Celebrity Colonialism – Continuation of Colonial Imperialism???

Oversized shades have replaced pith helmets, but the new scramble for Africa has its share of adventurers, would-be saviors, and even turf battles. As Madonna’s publicist explains, “She’s focusing on Malawi. South Africa is Oprah’s territory.”
Dave Gilson

Dave Gibson “An interactive map of the celebrity recolonization of Africa.”

It could be argued that the practices employed by the Western celebrities are reflective of colonial imperialism.  Activities performed by celebrity missionaries don’t involve actual land-seizing and physical capturing of the resources the way former colonialists did. They rather engage in reestablishing power relations and enforcing economic subordination the way imperialism does.

As Carol Magee asserts, celebrities are simply human beings engaging in the world around them and some of them have sincere interest in and genuine commitment to a case (282). Nevertheless, their actions appear to be insistently repeating colonial patterns. Through the actions of influential celebrities, the West emerges as a powerful political formation whose ability and, more importantly, the moral duty, is to intervene in the internal affairs of the helpless Rest.  In the words of Hilde Van den Bulck, “[celebrities] and their activities can thus be seen to endorse certain views on world relationships, giving them heightened political and cultural importance and meaning” (125).

The conversation about the necessity to save the world and fix the wretched Africa, originated by the Western celebrities, is another instance of one-sided colonial dialog. Celebrities simply affirm the right to speak for others and skillfully use it to politically engage on the international scale. In the words of Duvall, “Third World peoples are virtually invisible in the coverage of celebrity activism, showing up only as backdrops to celebrity speeches or sound bites to illustrated their adoration of celebrities” (94). Celebrity missionary activities, therefore, present the repetitive pattern, when the hegemonic power becomes a spokesperson and a decision-maker for the subordinate muted “other.”
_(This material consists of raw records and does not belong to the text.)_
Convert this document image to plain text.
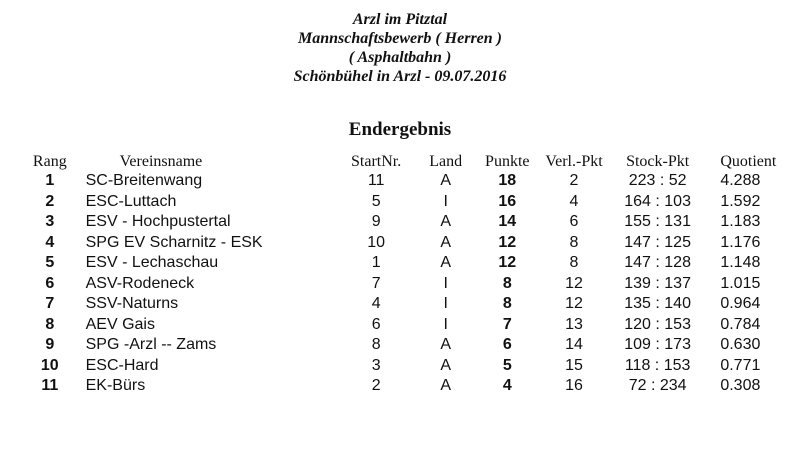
Arzl im Pitztal
Mannschaftsbewerb ( Herren )
( Asphaltbahn )
Schönbühel in Arzl - 09.07.2016
Endergebnis
Rang	Vereinsname	StartNr.	Land	Punkte	Verl.-Pkt	Stock-Pkt	Quotient
1	SC-Breitenwang	11	A	18	2	223 : 52	4.288
2	ESC-Luttach	5	I	16	4	164 : 103	1.592
3	ESV - Hochpustertal	9	A	14	6	155 : 131	1.183
4	SPG EV Scharnitz - ESK	10	A	12	8	147 : 125	1.176
5	ESV - Lechaschau	1	A	12	8	147 : 128	1.148
6	ASV-Rodeneck	7	I	8	12	139 : 137	1.015
7	SSV-Naturns	4	I	8	12	135 : 140	0.964
8	AEV Gais	6	I	7	13	120 : 153	0.784
9	SPG -Arzl -- Zams	8	A	6	14	109 : 173	0.630
10	ESC-Hard	3	A	5	15	118 : 153	0.771
11	EK-Bürs	2	A	4	16	72 : 234	0.308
Adam Elkus, one of the initiators of the celebrity colonialism discourse,  concluded in his article that colonial practices are still colonial practices no matter what form they take or how fashionable they might be. The bottom line is, he argues, that “[one] cannot ascribe malicious motives to the celebrities – they sincerely believe they are making a positive difference. But they are not. While celebrities “find themselves” in Africa’s plains, the IMF, World Bank, and multinational corporations are out to find profit.”